Sempiterno



Sempiterno •  Que não teve princípio nem há-de ter fim. Duradouro e perpétuo.


A sensação de extensão e profundidade quando Ont'ari pensava em Neteyam. Quando tudo tinha uma razão, um porquê... O sentimento dela por ele, era apenas inexplicável. Não havia palavras para descrever certas conexões. Algumas coisas simplesmente existem desde sempre, pra sempre e eterno.

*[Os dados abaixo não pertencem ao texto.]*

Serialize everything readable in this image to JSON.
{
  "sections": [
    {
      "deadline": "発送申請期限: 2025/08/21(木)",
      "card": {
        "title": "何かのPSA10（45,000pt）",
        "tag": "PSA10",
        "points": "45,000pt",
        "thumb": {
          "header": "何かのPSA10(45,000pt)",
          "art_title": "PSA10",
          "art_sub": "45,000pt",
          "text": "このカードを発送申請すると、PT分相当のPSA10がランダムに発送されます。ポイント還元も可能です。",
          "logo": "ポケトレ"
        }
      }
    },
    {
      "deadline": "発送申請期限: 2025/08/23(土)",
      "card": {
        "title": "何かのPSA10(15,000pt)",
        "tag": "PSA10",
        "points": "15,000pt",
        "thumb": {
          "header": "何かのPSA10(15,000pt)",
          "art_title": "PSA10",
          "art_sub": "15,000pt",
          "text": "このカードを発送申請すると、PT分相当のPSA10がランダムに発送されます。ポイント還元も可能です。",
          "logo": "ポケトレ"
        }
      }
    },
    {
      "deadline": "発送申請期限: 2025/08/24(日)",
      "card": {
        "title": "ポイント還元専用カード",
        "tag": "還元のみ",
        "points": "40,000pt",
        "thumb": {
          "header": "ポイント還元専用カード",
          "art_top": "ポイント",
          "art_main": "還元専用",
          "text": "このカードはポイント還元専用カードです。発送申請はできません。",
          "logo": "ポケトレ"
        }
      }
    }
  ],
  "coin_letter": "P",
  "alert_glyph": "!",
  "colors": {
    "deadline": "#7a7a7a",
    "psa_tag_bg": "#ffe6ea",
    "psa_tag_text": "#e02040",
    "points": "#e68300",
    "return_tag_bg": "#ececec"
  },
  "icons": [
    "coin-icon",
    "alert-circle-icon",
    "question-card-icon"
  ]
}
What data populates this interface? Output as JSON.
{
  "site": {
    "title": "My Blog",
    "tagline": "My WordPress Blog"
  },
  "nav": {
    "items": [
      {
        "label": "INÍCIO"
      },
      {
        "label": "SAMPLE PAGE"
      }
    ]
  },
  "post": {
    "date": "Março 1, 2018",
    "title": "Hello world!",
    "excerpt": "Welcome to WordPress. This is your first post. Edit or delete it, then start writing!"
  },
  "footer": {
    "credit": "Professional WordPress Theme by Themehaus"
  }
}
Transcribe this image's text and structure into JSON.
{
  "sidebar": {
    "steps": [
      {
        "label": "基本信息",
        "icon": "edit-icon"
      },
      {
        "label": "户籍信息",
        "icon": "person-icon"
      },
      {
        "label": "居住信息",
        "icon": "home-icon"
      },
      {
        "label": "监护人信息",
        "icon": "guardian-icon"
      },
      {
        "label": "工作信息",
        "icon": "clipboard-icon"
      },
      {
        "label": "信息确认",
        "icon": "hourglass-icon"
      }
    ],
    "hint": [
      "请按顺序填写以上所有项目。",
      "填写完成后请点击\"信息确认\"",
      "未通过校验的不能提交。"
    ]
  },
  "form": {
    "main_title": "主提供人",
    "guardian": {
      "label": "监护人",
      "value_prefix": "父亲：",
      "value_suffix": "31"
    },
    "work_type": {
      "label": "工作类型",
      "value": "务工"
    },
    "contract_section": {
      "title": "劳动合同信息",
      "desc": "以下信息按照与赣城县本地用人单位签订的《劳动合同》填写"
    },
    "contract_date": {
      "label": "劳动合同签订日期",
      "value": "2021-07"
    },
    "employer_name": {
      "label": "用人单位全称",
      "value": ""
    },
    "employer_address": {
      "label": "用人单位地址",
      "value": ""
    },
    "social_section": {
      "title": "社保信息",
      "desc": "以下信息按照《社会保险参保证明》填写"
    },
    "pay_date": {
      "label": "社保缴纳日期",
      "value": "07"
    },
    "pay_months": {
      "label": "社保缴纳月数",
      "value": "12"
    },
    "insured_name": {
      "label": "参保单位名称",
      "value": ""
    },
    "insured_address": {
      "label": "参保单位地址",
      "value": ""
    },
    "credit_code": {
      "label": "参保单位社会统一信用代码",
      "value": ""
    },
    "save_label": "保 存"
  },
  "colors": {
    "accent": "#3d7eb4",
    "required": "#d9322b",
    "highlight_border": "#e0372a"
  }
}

Azul intenso, Azul mestiço, azul claro, azul profundo. Uma imensidão de tons azuis. Nada parecido nunca tinha sido visto por olhos tão imaturos. Enquanto sobrevoavam o oceano em busca de abrigo e lar, a família Sully e Ont'ari se encantavam com a gigantesca paleta de cores que o oceano lhes dava a cada metro quadrado. Era lindo. E era novo. E era fascinante.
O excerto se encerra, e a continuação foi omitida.